Ozon ve Ozon Terapi Tarihçesi
1915 yılında Dr. Albert Wolf 1. Dünya Savaşında gangren ve ateşli silah yaralarını ozonla tedavi etmeyi başardı.
1926 yılında Dr. Otto Warbrug kanserin vücuttaki hücrelerin oksijen alımının yetersizliğinde geliştiğini kanıtladı. Bu konudaki çalışmaları ile 1931 ve 1944 Yılında Nobel ödülü aldı.
1935 yılında Dr. E. Payr cerrahide; Dt. E. A. Fisch diş hekimliğinde ozonu kullandı.
1937 yılında Dr. P. Auburg cerrahide ozonu rektal uyguladı.
1957 yılında Dr. J. Hansler medikal ozon jeneratörü patenti aldı.
1958 yılında Dr. J. Hansler ve Dr. Hans Wolf derideki hastalıklarda ozonu torbalama yöntemi ile uyguladı.
1968 yılında Dr. Hans Wolf Frankfurt; Almanyada major oto hematerapi yöntemini ortaya koydu.

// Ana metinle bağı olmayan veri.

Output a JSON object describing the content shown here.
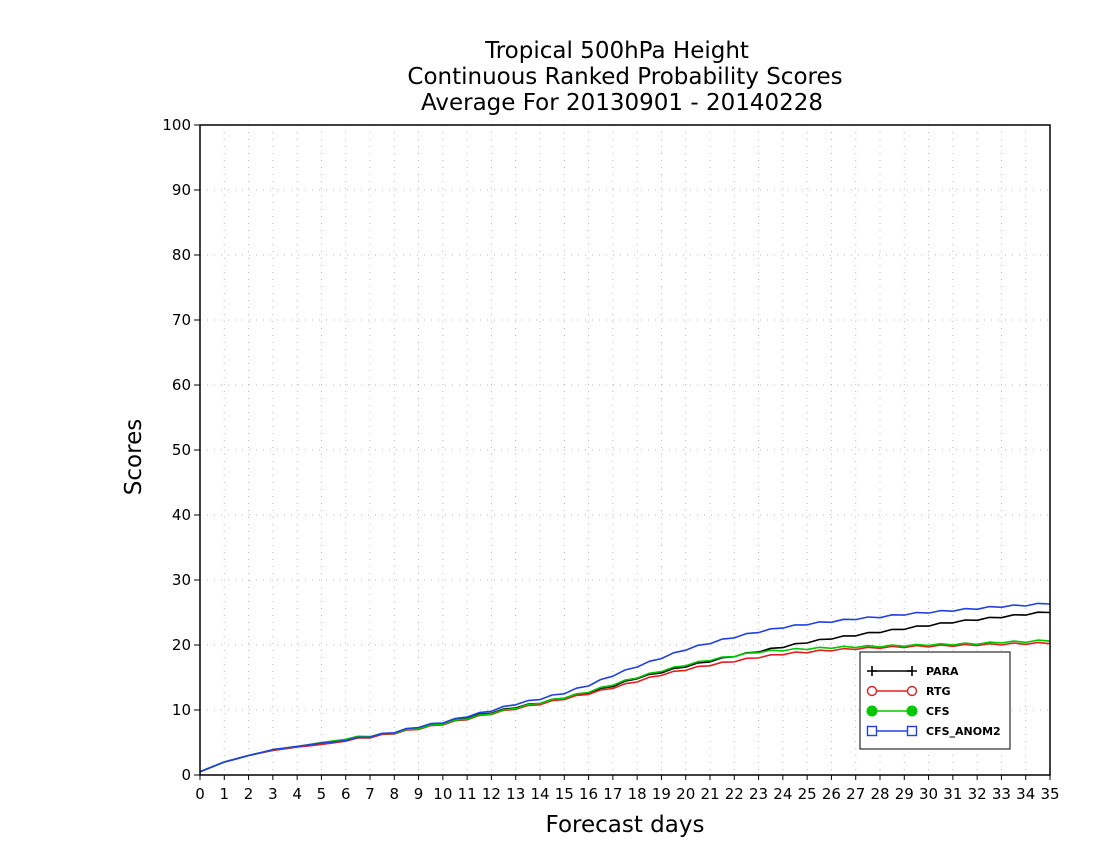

1975 yılında Dr. Buckley ve arkadaşları ozon tedavisinde peroksit oluşumu ile sağlanan yüksek oksijenlemenin glutatyon enzim sistemi üzerinden eritrositleri aktive ettiğini ilk kez kanıtladı. Aynı yönde diğer bilimsel çalışmalar 1979 yılında Dr. Freeman ve arkadaşları; 1977 ve 1986 yıllarında Dr. Washüttl ve arkadaşları; 2001 yılında da Dr. Lell ve arkadaşları tarafından da ortaya konuldu.
1976 yılında Dt. R. Turk diş hekimliğinde ozonlu su ile hastalarını tedavi etti.
1977 yılında Dr. Renate Viebahn ozonun vücuttaki etkilerini fizyolojik olarak açıkladı. Aynı yıl Dr. O. Ratikansky cerrahide ozonla başarılı sonuçlar aldı.
1979 yılında Dr. George Freibott ilk kez AİDS hastalarında ozon terapi uyguladı.
1981 yılında Dr. H. Werkmeister düşük ozon dozlarının yara iyileştirmesini sağladığını gösterdi.
1981 yılında Dr. Ziad Fahmy intraartiküler (eklem içi) ozon tedavisiyle hastalarını tedavi etti.